Но это пройдет. Он знал. Он верил. Они оба успокоятся, и все снова будет хорошо. Все снова будет нормально.
11
Как только за Медведем закрывалась дверь, Ангел вставала с постели. По вечерам она рано ложилась, усиленно изображая сон, но не спала. Она притворялась, чтобы не разговаривать с ним. Чтобы не смотреть на него. Чтобы не видеть, как он смотрит на нее. Она очень боялась заметить в его глазах жалость… Его жалости она боялась даже больше его презрения…
Поэтому по ночам она лежала, отвернувшись к стене, и молча слушала, как он дышит. Она старалась дышать ровно и размеренно, чтобы он считал, что она спит. А вот он сам дышал беспокойно. Ангел подозревала, что они оба не могут спать. Ночь казалась бесконечной… Но она не могла повернуться к нему и поговорить. Просто не могла.
В хорошие ночи ей удавалось продремать пару часов, но с рассветом она открывала глаза, а кошмар никуда не уходил. От этого сна ей было не проснуться… Вот оно, Падение. И никакой надежды для нее больше нет…
С такими мыслями она встречала каждое утро, по-прежнему глядя в стену и прислушиваясь. Она старалась не шевелиться, когда Медведь ворочался, когда вставал с постели, ходил по квартире, собирался и отправлялся на работу.
Как только за ним закрывалась дверь, Ангел вставала. Но не знала, зачем. У нее не было цели. В ее днях не было смысла. Ей было больше не к чему стремиться и нечего желать.

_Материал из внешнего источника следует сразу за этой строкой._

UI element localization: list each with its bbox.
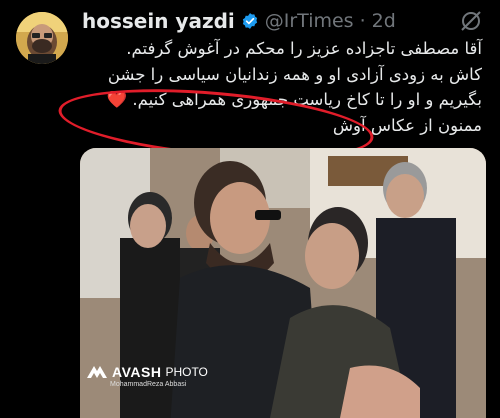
avatar-image — [16, 12, 68, 64]
avash-logo-icon — [87, 366, 107, 378]
mute-icon[interactable] — [458, 9, 484, 33]
watermark-logo: AVASH — [112, 364, 162, 380]
photo-watermark: AVASH PHOTO MohammadReza Abbasi — [86, 364, 208, 388]
watermark-credit: MohammadReza Abbasi — [110, 381, 187, 388]
tweet-header: hossein yazdi @IrTimes · 2d — [82, 8, 484, 34]
author-handle[interactable]: @IrTimes — [265, 10, 354, 32]
tweet-text: آقا مصطفی تاجزاده عزیز را محکم در آغوش گ… — [76, 36, 482, 138]
separator-dot: · — [359, 10, 366, 32]
watermark-photo: PHOTO — [165, 365, 208, 379]
tweet-time[interactable]: 2d — [372, 10, 396, 32]
tweet-text-line: کاش به زودی آزادی او و همه زندانیان سیاس… — [107, 64, 482, 84]
author-avatar[interactable] — [16, 12, 68, 64]
author-name[interactable]: hossein yazdi — [82, 9, 235, 33]
verified-badge-icon — [242, 13, 257, 29]
tweet-photo[interactable]: AVASH PHOTO MohammadReza Abbasi — [80, 148, 486, 418]
tweet-text-line: ممنون از عکاس آوش — [332, 115, 482, 135]
tweet-text-line: بگیریم و او را تا کاخ ریاست جمهوری همراه… — [106, 90, 482, 109]
tweet-text-line: آقا مصطفی تاجزاده عزیز را محکم در آغوش گ… — [126, 39, 482, 58]
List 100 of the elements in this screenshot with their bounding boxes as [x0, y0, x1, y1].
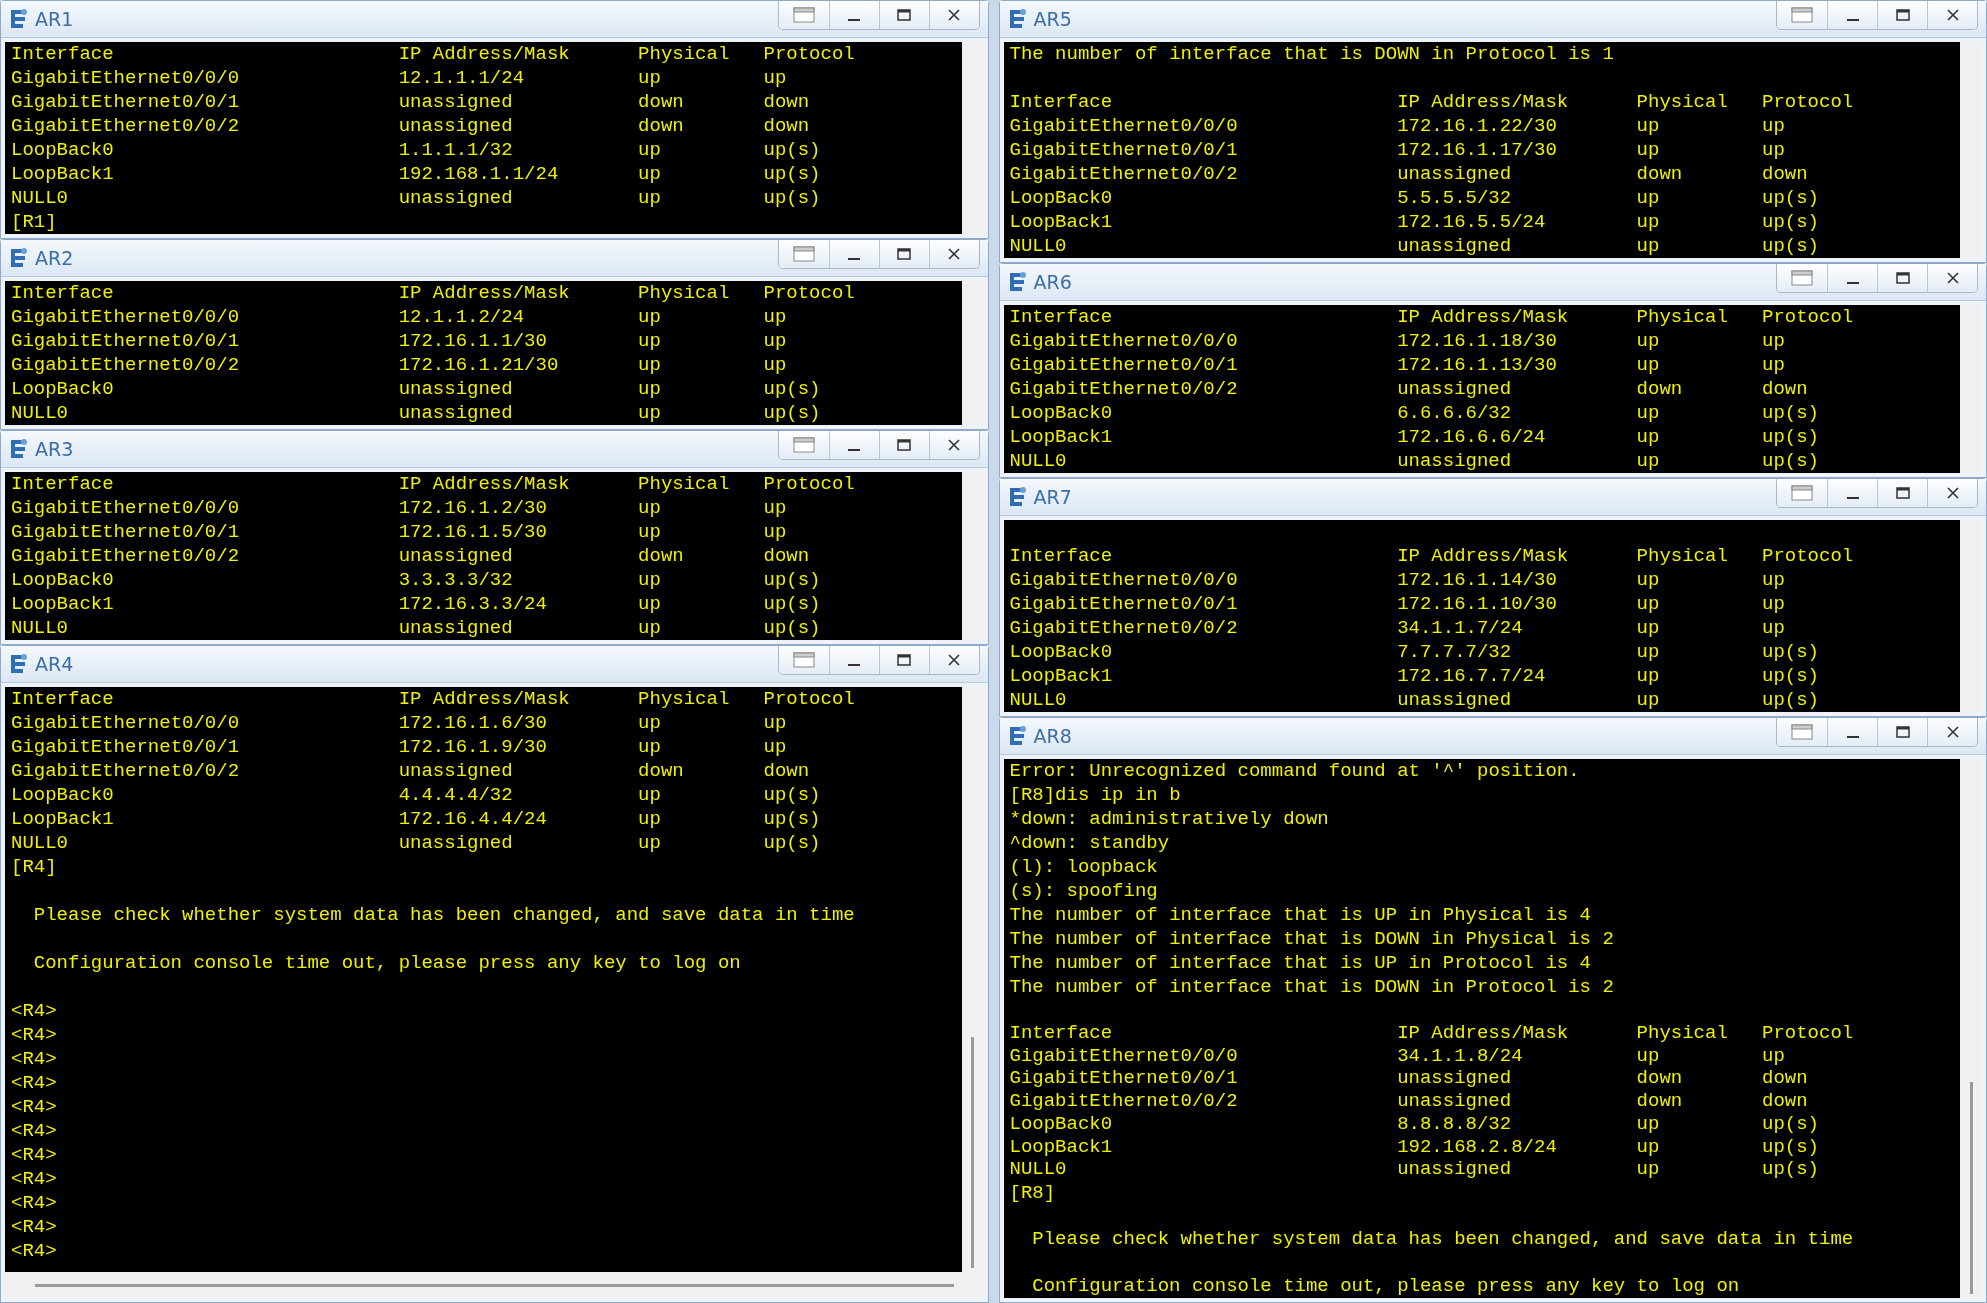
- terminal-text: Protocol: [1762, 1022, 1855, 1045]
- terminal-text: GigabitEthernet0/0/2: [11, 760, 241, 782]
- terminal-text: up: [1636, 1044, 1661, 1067]
- terminal-line: [R8]: [1009, 1180, 1057, 1205]
- close-icon: [948, 439, 960, 451]
- maximize-button[interactable]: [1877, 1, 1927, 29]
- terminal-text: up: [638, 521, 662, 543]
- tile-button[interactable]: [1777, 1, 1827, 29]
- terminal-text: 172.16.1.9/30: [398, 736, 548, 758]
- terminal-text: IP Address/Mask: [1397, 306, 1570, 328]
- scrollbar[interactable]: [1960, 305, 1982, 473]
- terminal-line: The number of interface that is DOWN in Protocol is 2: [1009, 975, 1615, 999]
- terminal-text: LoopBack0: [1009, 1112, 1114, 1135]
- terminal-text: 172.16.1.13/30: [1397, 354, 1558, 376]
- maximize-button[interactable]: [878, 1, 929, 29]
- terminal-text: LoopBack1: [1009, 665, 1114, 687]
- close-button[interactable]: [928, 431, 979, 459]
- close-button[interactable]: [1927, 264, 1977, 292]
- terminal-text: NULL0: [1009, 450, 1068, 472]
- terminal-text: down: [1636, 1090, 1684, 1113]
- terminal-text: down: [638, 115, 685, 137]
- maximize-icon: [897, 248, 911, 260]
- scrollbar[interactable]: [961, 281, 984, 425]
- terminal-text: up(s): [1762, 450, 1820, 472]
- terminal-text: up: [638, 378, 662, 400]
- close-button[interactable]: [1927, 718, 1977, 746]
- horizontal-scrollbar[interactable]: [5, 1272, 984, 1298]
- terminal-text: Protocol: [1762, 545, 1855, 567]
- scrollbar[interactable]: [961, 42, 984, 234]
- terminal-text: 34.1.1.7/24: [1397, 617, 1524, 639]
- terminal-text: up: [638, 808, 662, 830]
- terminal-text: LoopBack1: [11, 593, 115, 615]
- terminal-text: Protocol: [763, 282, 856, 304]
- terminal-text: unassigned: [1397, 235, 1513, 257]
- scrollbar[interactable]: [961, 472, 984, 640]
- terminal-text: Interface: [1009, 1022, 1114, 1045]
- terminal-text: 172.16.4.4/24: [398, 808, 548, 830]
- terminal-text: 172.16.1.22/30: [1397, 115, 1558, 137]
- terminal-text: down: [1762, 1090, 1809, 1113]
- scrollbar[interactable]: [1960, 42, 1982, 258]
- scrollbar[interactable]: [1960, 520, 1982, 712]
- terminal-text: up(s): [763, 378, 822, 400]
- terminal-text: 12.1.1.2/24: [398, 306, 526, 328]
- terminal-text: 172.16.6.6/24: [1397, 426, 1547, 448]
- terminal-text: unassigned: [1397, 1090, 1513, 1113]
- maximize-button[interactable]: [878, 646, 929, 674]
- tile-button[interactable]: [778, 646, 829, 674]
- terminal-text: up(s): [763, 832, 822, 854]
- close-button[interactable]: [928, 240, 979, 268]
- terminal-text: 172.16.1.14/30: [1397, 569, 1558, 591]
- terminal-text: GigabitEthernet0/0/1: [11, 736, 241, 758]
- window-title: AR1: [35, 8, 75, 30]
- close-button[interactable]: [1927, 479, 1977, 507]
- close-icon: [1946, 487, 1959, 499]
- tile-button[interactable]: [1777, 264, 1827, 292]
- maximize-button[interactable]: [878, 240, 929, 268]
- scrollbar[interactable]: [961, 687, 984, 1272]
- terminal-text: LoopBack1: [11, 808, 115, 830]
- close-button[interactable]: [928, 646, 979, 674]
- terminal-text: up(s): [763, 163, 822, 185]
- terminal-line: <R4>: [11, 1119, 58, 1143]
- terminal-text: GigabitEthernet0/0/1: [11, 91, 241, 113]
- terminal-text: up(s): [1762, 235, 1820, 257]
- terminal-text: IP Address/Mask: [398, 43, 571, 65]
- tile-button[interactable]: [778, 1, 829, 29]
- terminal-text: NULL0: [11, 402, 69, 424]
- terminal-text: NULL0: [1009, 1158, 1068, 1181]
- tile-button[interactable]: [1777, 718, 1827, 746]
- maximize-button[interactable]: [1877, 264, 1927, 292]
- terminal-text: 4.4.4.4/32: [398, 784, 514, 806]
- window-title: AR5: [1033, 8, 1073, 30]
- terminal-text: Physical: [638, 688, 731, 710]
- terminal-text: up: [638, 330, 662, 352]
- terminal-text: IP Address/Mask: [1397, 91, 1570, 113]
- terminal-text: 34.1.1.8/24: [1397, 1044, 1524, 1067]
- tile-button[interactable]: [778, 431, 829, 459]
- terminal-line: ^down: standby: [1009, 831, 1171, 855]
- terminal-text: GigabitEthernet0/0/1: [11, 521, 241, 543]
- scrollbar[interactable]: [1960, 759, 1982, 1298]
- close-button[interactable]: [1927, 1, 1977, 29]
- terminal-text: unassigned: [1397, 378, 1513, 400]
- terminal-text: NULL0: [1009, 235, 1068, 257]
- terminal-text: 8.8.8.8/32: [1397, 1112, 1513, 1135]
- maximize-button[interactable]: [878, 431, 929, 459]
- terminal-text: LoopBack0: [1009, 187, 1114, 209]
- terminal-text: Protocol: [763, 688, 856, 710]
- terminal-text: up: [638, 163, 662, 185]
- terminal-text: unassigned: [398, 402, 514, 424]
- terminal-text: GigabitEthernet0/0/1: [1009, 1067, 1239, 1090]
- tile-button[interactable]: [778, 240, 829, 268]
- terminal-text: up: [638, 593, 662, 615]
- close-button[interactable]: [928, 1, 979, 29]
- terminal-text: Physical: [638, 43, 731, 65]
- maximize-button[interactable]: [1877, 479, 1927, 507]
- maximize-button[interactable]: [1877, 718, 1927, 746]
- tile-button[interactable]: [1777, 479, 1827, 507]
- terminal-line: <R4>: [11, 1095, 58, 1119]
- terminal-text: down: [1636, 163, 1684, 185]
- terminal-line: The number of interface that is DOWN in Physical is 2: [1009, 927, 1615, 951]
- terminal-text: up(s): [763, 617, 822, 639]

Совершенно автоматически она шла умываться, стараясь не смотреть на себя в зеркале, ходила в туалет и завтракала. Она не хотела есть, не понимала толком, зачем ей и вовсе длить свое существование – ведь жизнью это уже не назвать… так может, просто перестать есть, и все? Но почти каждый вечер приходил Халат. Он промывал ее раны, накладывал новые повязки. Он успокаивал ее, говорил, что – на удивление – поврежден лишь самый верхний слой кожи, что столько крови было из-за капиллярного кровотечения, а теперь все очень хорошо и быстро заживает. Почему же он не понимал, что ничего не заживает? Крыло не отваливается, дыра в душе не зарастает… Она калека. И будет такой всегда. Подобное не заживает… Но Халат успокаивал ее, утверждал, что все наладится, и ей хотелось верить… Нет, она не верила, но очень хотела верить… А потому по утрам съедала кусочек хлеба. Ей не хотелось делать бутерброды – слишком много мороки, да и никакого удовольствия от еды она не получала. Так к чему же напрягаться? А хлеб Медведь покупал уже нарезанный, так что оставалось лишь взять ломтик из пакета – и заставить себя его проглотить.
А вот после этого утреннего ритуала она оставалась наедине с собой. Больше было совершенно нечего делать. Она пробовала смотреть телевизор, но он ее раздражал. Она пробовала читать, но не могла сосредоточиться настолько, чтобы понять больше двух предложений со страницы. Она пробовала выходить на балкон, но ей казалось, что все видят ее, что все смотрят на нее, показывают пальцем, смеются, обсуждают… И она снова пряталась в квартире. Она пробовала рисовать, но рисовать ей было нечего. Она не спала, а потому ей ничего не снилось. Ей было нечего рисовать… Кисть просто выпадала из отказывающей подниматься руки.